On 12/04/2010 03:16 AM, Simon Stoakley wrote:
The day was 03/12/10 21:24 when , Xyne had this to say......:
On 2010-12-03 20:33 +0100 (48:5)
Stefan Husmann wrote:

Am 03.12.2010 19:46, schrieb keenerd:
Officially, the tarballs uploaded to the AUR should be named after
their package, contain a directory named after their package, contain
no dot files and most importantly contain no binaries. Officially,
these requirements are very important.

Here are a bunch of non-conforming packages. Maybe 90% of them. (A
few errors slip though my scanner.)

Of the +700 packages with binaries, most are a simple desktop icon.
Should these be base64 encoded if someone can't find hosting?

If no one can think of a better way to deal with the nonconforming
packages, I'll write a bot to post insulting comments. Personally, I
really like this solution. The AUR has always had a wild west
frontier / insane asylum feel to it. The less regulation, the better
it works. But a few well placed suggestions could help make the two
thousand maintainers do a better job.

-Kyle

http://kmkeen.com

Hello,

I think, icon files should be tolerated, and always have been (since
I use
Arch Linux), if there is a desktop file and no downloadable icon
delivered
upstream. Having desktop files which point to an icon but not having the
icon itself does not make much sense to me.

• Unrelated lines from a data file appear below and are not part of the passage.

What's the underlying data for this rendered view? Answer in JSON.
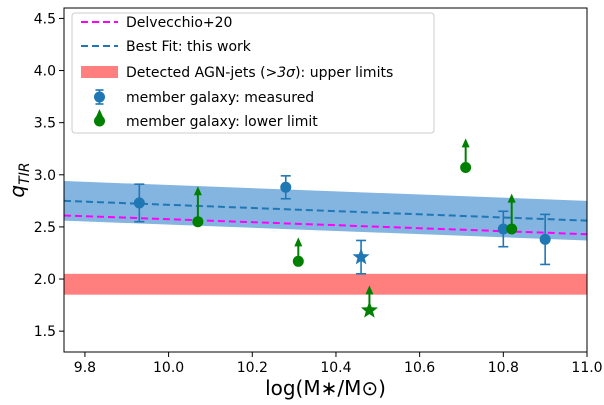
{
  "chart_data": {
    "type": "scatter",
    "xlabel": "log(M∗/M⊙)",
    "ylabel": "q",
    "ylabel_sub": "TIR",
    "xlim": [
      9.75,
      11.0
    ],
    "ylim": [
      1.3,
      4.6
    ],
    "xticks": [
      "9.8",
      "10.0",
      "10.2",
      "10.4",
      "10.6",
      "10.8",
      "11.0"
    ],
    "yticks": [
      "1.5",
      "2.0",
      "2.5",
      "3.0",
      "3.5",
      "4.0",
      "4.5"
    ],
    "legend_position": "top-left",
    "colors": {
      "delvecchio": "#ff00ff",
      "bestfit": "#1f77b4",
      "band": "#5b9bd5",
      "agn": "#ff7f7f",
      "measured": "#1f77b4",
      "lower": "#008000"
    },
    "legend": [
      "Delvecchio+20",
      "Best Fit: this work",
      "Detected AGN-jets ($>3σ$): upper limits",
      "member galaxy: measured",
      "member galaxy: lower limit"
    ],
    "legend_display": {
      "agn_prefix": "Detected AGN-jets (",
      "agn_math": ">3σ",
      "agn_suffix": "): upper limits"
    },
    "series": [
      {
        "name": "Delvecchio+20",
        "kind": "line",
        "x": [
          9.75,
          11.0
        ],
        "y": [
          2.61,
          2.43
        ]
      },
      {
        "name": "Best Fit: this work",
        "kind": "line",
        "x": [
          9.75,
          11.0
        ],
        "y": [
          2.75,
          2.56
        ],
        "band_low": [
          2.56,
          2.37
        ],
        "band_high": [
          2.94,
          2.75
        ]
      },
      {
        "name": "Detected AGN-jets (>3σ): upper limits",
        "kind": "band",
        "y_low": 1.85,
        "y_high": 2.05
      },
      {
        "name": "member galaxy: measured",
        "kind": "errorbar",
        "points": [
          {
            "x": 9.93,
            "y": 2.73,
            "err": 0.18
          },
          {
            "x": 10.28,
            "y": 2.88,
            "err": 0.11
          },
          {
            "x": 10.8,
            "y": 2.48,
            "err": 0.17
          },
          {
            "x": 10.9,
            "y": 2.38,
            "err": 0.24
          }
        ]
      },
      {
        "name": "member galaxy: lower limit",
        "kind": "lower_limit",
        "points": [
          {
            "x": 10.07,
            "y": 2.55,
            "arrow": 0.33
          },
          {
            "x": 10.31,
            "y": 2.17,
            "arrow": 0.22
          },
          {
            "x": 10.71,
            "y": 3.07,
            "arrow": 0.27
          },
          {
            "x": 10.82,
            "y": 2.48,
            "arrow": 0.33
          }
        ]
      },
      {
        "name": "star-measured",
        "kind": "star",
        "points": [
          {
            "x": 10.46,
            "y": 2.21,
            "err": 0.16
          }
        ],
        "color": "#1f77b4"
      },
      {
        "name": "star-lower",
        "kind": "star_lower",
        "points": [
          {
            "x": 10.48,
            "y": 1.7,
            "arrow": 0.23
          }
        ],
        "color": "#008000"
      }
    ]
  }
}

Yes, taken verbatim, icons fall under binaries. But the spirit behind
the
restriction is that binaries often meen "executable binaries" which are
virtually always downloadable or build by the makepkg step.

Regards Stefan


I agree with Stefan. Also, base64 encoding files would only increase
the size
of the package (however insignificantly) without any benefit.

The "no binaries" rule really means "don't include compiled files,
large files,
sandwiches, or anything else that shouldn't be in here" :P


I to hope that icons as ok, I've tested base64 encoding with ine of my
pkg's that has an icon in and the size increased by over a third (from
60223 B to 82412 B). Also worth mentioning is that i only included the
icon when someone requested a .desktop file, and as Stefan mentioned
they're a bit 'off' with no matching icon.

If no one can think of a better way to deal with the nonconforming
packages, I'll write a bot to post insulting comments. Personally, I
really like this solution.

Please don't send me horrible comments!

If anyone's interested I used this site for the encoding.

http://www.motobit.com/util/base64-decoder-encoder.asp

The raw icon data gets encoded to approx. 4/3 of it's original size.
This is because base64 encodes 3 bytes to 4 printable characters.
(And it's only approximately 4/3 because the data is padded to have
a size that is a multiple of 3. You may have noticed the '=' at the end
of the encoded string)

--
freenode/pyropeter                          "12:50 - Ich drücke Return."